Vegas police close investigation into Strip shooting, with FBI report to come

Las Vegas police say after hundreds of interviews and thousands of hours of investigative work, they are confident there is no evidence of a conspiracy or a second gunman in the October 2017 massacre that left 58 dead, but the shooter's motives are less clear.

Sheriff can't ascribe the shooter's motives but personally considers it a 'terrorist attack'

Clark County Sheriff Joe Lombardo says he personally considers the mass shooting of concertgoers at the Route 91 Harvest Festival in Las Vegas to be a terrorist attack. (John Locher/Associated Press)

More than 10 months after the deadliest mass shooting in modern U.S. history, police say they are closing their investigation without answering the key question: What drove a gunman to unleash a hail of gunfire that killed 58 people and wounded hundreds more?

But authorities say after hundreds of interviews and thousands of hours of investigative work, they are confident there is no evidence of a conspiracy or a second gunman.

Clark County Sheriff Joe Lombardo said the shooter was "an unremarkable man" who showed signs of a troubled mind leading up to the Oct. 1, 2017, massacre on the Las Vegas Strip, but nothing alerted authorities in the preceding weeks or months.

"We have not been able to definitively answer the 'why,'" Lombardo said.

"Without a manifesto or even a [suicide] note to answer questions, the totality of the information that has been gathered leads us to only make an educated guess as to the motives of Stephen Paddock," he added.

In this Oct. 1, 2017, file photo, police run toward the scene of a shooting near the Mandalay Bay hotel on the Las Vegas Strip. Vegas police don't anticipate charging any individuals in connection with the shooting. (John Locher/Associated Press)

Paddock, who fired across Las Vegas Boulevard from a hotel room on the 32nd floor of the Mandalay Bay hotel into a concert crowd of 22,000 people, was the only gunman, Lombardo said.

Lombardo said that with the closure of the Las Vegas Metropolitan Police Department's 10-month investigation, no one else will be charged in connection with the deadliest mass shooting in modern U.S. history, including his girlfriend, who was questioned extensively.

The FBI's behavioral analysis unit is expected to release a psychological profile of Paddock later this year, said Lombardo.

While the cause remains elusive, the sheriff was not shy stating his personal opinion when directly asked by a reporter.

"I would personally call it a terrorist attack. It had an influence on a certain demographic of people, intended to cause harm," said Lombardo, who allowed that it didn't meet the standard FBI definition of the term.

Lombardo also said the police "have no knowledge" of radicalization of the shooter.

Officials have said the attack had no link to international terrorism, but hotel owner MGM Resorts International last month invoked a provision of a federal law enacted after the Sept. 11 terror attacks.

The company wants federal courts to qualify the shooting as an act of terrorism and to declare the company has no liability to survivors or families of slain victims.

Federal charges over ammo sale

On Friday, the National Consortium for the Study of Terrorism and Responses to Terrorism, which receives funding from the Department of Homeland Security, released its annual global terrorism report.

In describing the Nevada shooting, the report refers to Paddock as "an anti-government extremist," referring to witness accounts that he had expressed anger over 1990s standoffs in Waco, Texas, and Ruby Ridge, Idaho. 

"We're aware of some of the comments made to various individuals," Lombardo said when asked by a reporter of accounts of the shooter's anti-government views.

Paddock's wealth had diminished substantially in the preceding months, Lombardo said, through gambling losses, purchases of firearms and money given to his girlfriend, but police can't specifically pinpoint when he began plotting the attack.

Police seized a number of items from Paddock's hotel room but have not located a missing hard drive from his laptop. He regularly removed hard drives from his computers, police were told.
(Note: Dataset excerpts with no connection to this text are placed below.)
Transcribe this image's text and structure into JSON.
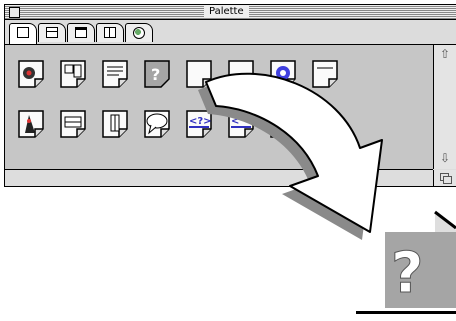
{
  "window": {
    "title": "Palette"
  },
  "tabs": [
    {
      "icon": "applet-icon",
      "active": true
    },
    {
      "icon": "panel-icon",
      "active": false
    },
    {
      "icon": "window-icon",
      "active": false
    },
    {
      "icon": "frame-icon",
      "active": false
    },
    {
      "icon": "globe-icon",
      "active": false
    }
  ],
  "palette_items_row1": [
    {
      "icon": "duke-jar-icon"
    },
    {
      "icon": "layout-doc-icon"
    },
    {
      "icon": "textarea-doc-icon"
    },
    {
      "icon": "help-doc-icon"
    },
    {
      "icon": "doc-icon"
    },
    {
      "icon": "doc-icon"
    },
    {
      "icon": "bug-doc-icon"
    },
    {
      "icon": "blank-doc-icon"
    }
  ],
  "palette_items_row2": [
    {
      "icon": "duke-doc-icon"
    },
    {
      "icon": "horizontal-split-icon"
    },
    {
      "icon": "vertical-split-icon"
    },
    {
      "icon": "speech-bubble-icon"
    },
    {
      "icon": "tag-doc-icon"
    },
    {
      "icon": "tag-doc-icon"
    },
    {
      "icon": "doc-icon"
    }
  ],
  "zoom": {
    "glyph": "?"
  },
  "colors": {
    "arrow_fill": "#ffffff",
    "arrow_shadow": "#8a8a8a",
    "grid_bg": "#c6c6c6",
    "highlight_icon": "#a5a5a5"
  }
}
Earlier this year, federal prosecutors brought criminal charges against a man who they say sold armour-piercing bullets.

Authorities have said the man, Douglas Haig, sold Paddock 720 rounds of tracer bullets. He has pleaded not guilty.
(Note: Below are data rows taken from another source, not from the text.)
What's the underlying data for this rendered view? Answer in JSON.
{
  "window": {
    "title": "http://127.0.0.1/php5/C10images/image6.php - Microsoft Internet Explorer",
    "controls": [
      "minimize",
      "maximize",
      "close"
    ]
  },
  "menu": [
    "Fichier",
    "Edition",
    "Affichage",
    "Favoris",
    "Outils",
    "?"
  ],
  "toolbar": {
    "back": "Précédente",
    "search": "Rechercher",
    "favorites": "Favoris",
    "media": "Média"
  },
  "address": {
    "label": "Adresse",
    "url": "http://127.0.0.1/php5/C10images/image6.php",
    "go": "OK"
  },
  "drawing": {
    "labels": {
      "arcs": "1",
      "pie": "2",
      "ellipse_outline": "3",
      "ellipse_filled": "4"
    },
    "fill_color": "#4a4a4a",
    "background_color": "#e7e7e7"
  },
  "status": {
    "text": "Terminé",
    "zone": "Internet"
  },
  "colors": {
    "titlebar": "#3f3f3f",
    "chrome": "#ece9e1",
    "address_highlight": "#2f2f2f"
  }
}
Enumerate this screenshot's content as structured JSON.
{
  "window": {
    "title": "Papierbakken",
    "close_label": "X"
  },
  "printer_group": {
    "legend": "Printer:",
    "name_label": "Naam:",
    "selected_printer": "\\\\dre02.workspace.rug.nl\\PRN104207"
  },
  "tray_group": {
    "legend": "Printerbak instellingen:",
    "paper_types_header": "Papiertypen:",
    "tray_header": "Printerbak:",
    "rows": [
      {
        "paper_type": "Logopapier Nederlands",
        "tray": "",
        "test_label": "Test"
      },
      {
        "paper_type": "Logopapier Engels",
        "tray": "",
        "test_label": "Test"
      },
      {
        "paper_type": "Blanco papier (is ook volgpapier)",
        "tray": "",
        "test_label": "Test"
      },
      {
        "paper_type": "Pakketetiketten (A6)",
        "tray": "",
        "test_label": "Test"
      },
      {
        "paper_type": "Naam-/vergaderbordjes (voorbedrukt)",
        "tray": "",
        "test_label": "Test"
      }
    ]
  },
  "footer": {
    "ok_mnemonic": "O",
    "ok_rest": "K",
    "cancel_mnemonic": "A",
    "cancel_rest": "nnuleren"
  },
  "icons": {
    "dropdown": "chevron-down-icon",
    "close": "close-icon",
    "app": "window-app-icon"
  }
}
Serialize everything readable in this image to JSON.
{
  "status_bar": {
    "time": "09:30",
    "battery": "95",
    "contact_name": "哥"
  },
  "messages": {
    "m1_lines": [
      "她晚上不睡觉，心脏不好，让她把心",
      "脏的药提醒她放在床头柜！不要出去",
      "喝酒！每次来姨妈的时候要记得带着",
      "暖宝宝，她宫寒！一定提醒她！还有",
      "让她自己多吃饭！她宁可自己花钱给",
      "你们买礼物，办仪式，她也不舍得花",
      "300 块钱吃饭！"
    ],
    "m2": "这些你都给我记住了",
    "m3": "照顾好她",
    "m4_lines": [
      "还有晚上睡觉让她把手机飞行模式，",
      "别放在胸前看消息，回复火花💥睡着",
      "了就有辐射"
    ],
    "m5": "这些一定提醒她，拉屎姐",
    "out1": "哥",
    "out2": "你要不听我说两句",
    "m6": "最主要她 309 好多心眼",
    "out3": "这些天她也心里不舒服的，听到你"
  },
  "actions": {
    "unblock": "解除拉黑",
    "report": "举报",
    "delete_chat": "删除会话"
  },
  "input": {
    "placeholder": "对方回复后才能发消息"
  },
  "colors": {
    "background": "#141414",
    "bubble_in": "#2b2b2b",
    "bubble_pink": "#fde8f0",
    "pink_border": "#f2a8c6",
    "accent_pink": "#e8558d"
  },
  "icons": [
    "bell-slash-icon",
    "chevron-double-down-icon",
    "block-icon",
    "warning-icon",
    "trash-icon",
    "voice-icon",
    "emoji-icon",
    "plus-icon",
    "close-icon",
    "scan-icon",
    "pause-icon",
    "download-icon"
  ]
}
Lombardo called the investigation a "monumental task," and police have released 13 batches of investigative documents, 911 audio, police reports, witness statements and video over the last three months.

They have illustrated chaos, heartbreak and heroism from police, first-responders, concertgoers and more.
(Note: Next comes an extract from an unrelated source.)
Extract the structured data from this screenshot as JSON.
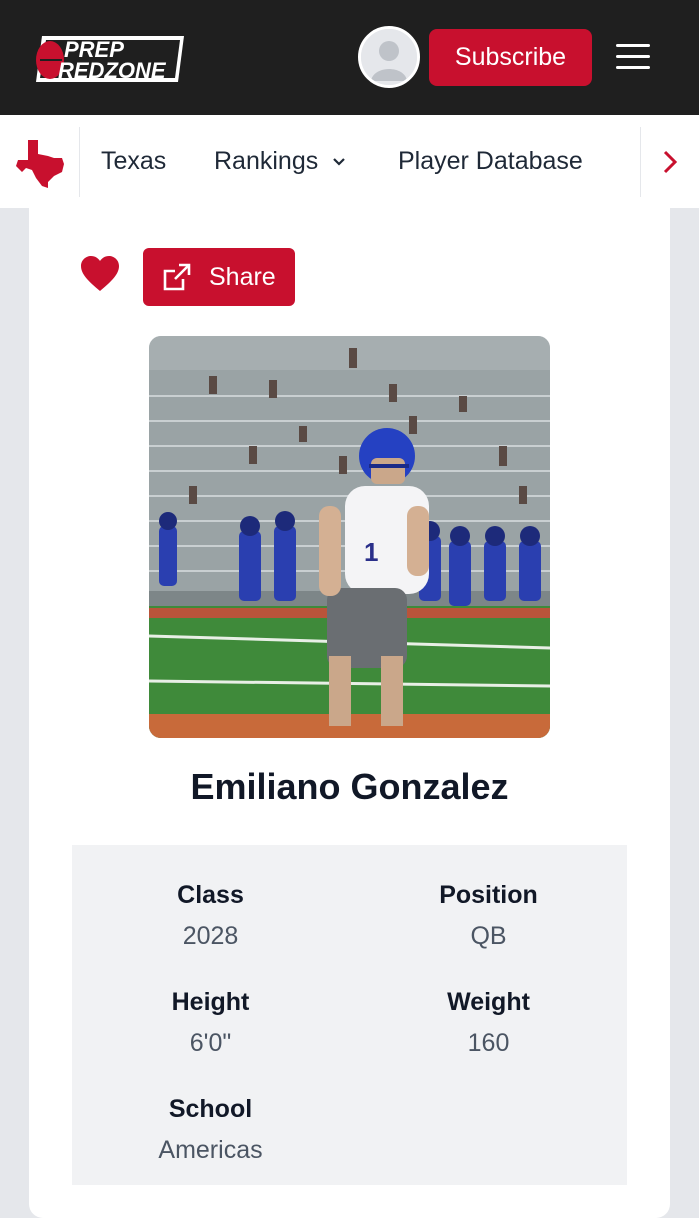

Body camera recordings made public earlier showed officers using explosives to blast through the door of a 32nd floor hotel suite to find Paddock dead on the floor from a self-inflicted gunshot. Assault-style weapons fitted with rapid-fire "bump stock" devices were strewn about the suite.

The devices, which can allow a semi-automatic weapon to approximate the firing capabilities of an automatic, came to wider attention as a result of the shooting.

Donald Trump and congressional Republicans balked at a legislative ban of bump stocks, but the president has backed regulations from the U.S. Bureau of Alcohol, Tobacco, Firearms and Explosives that would effectively outlaw them.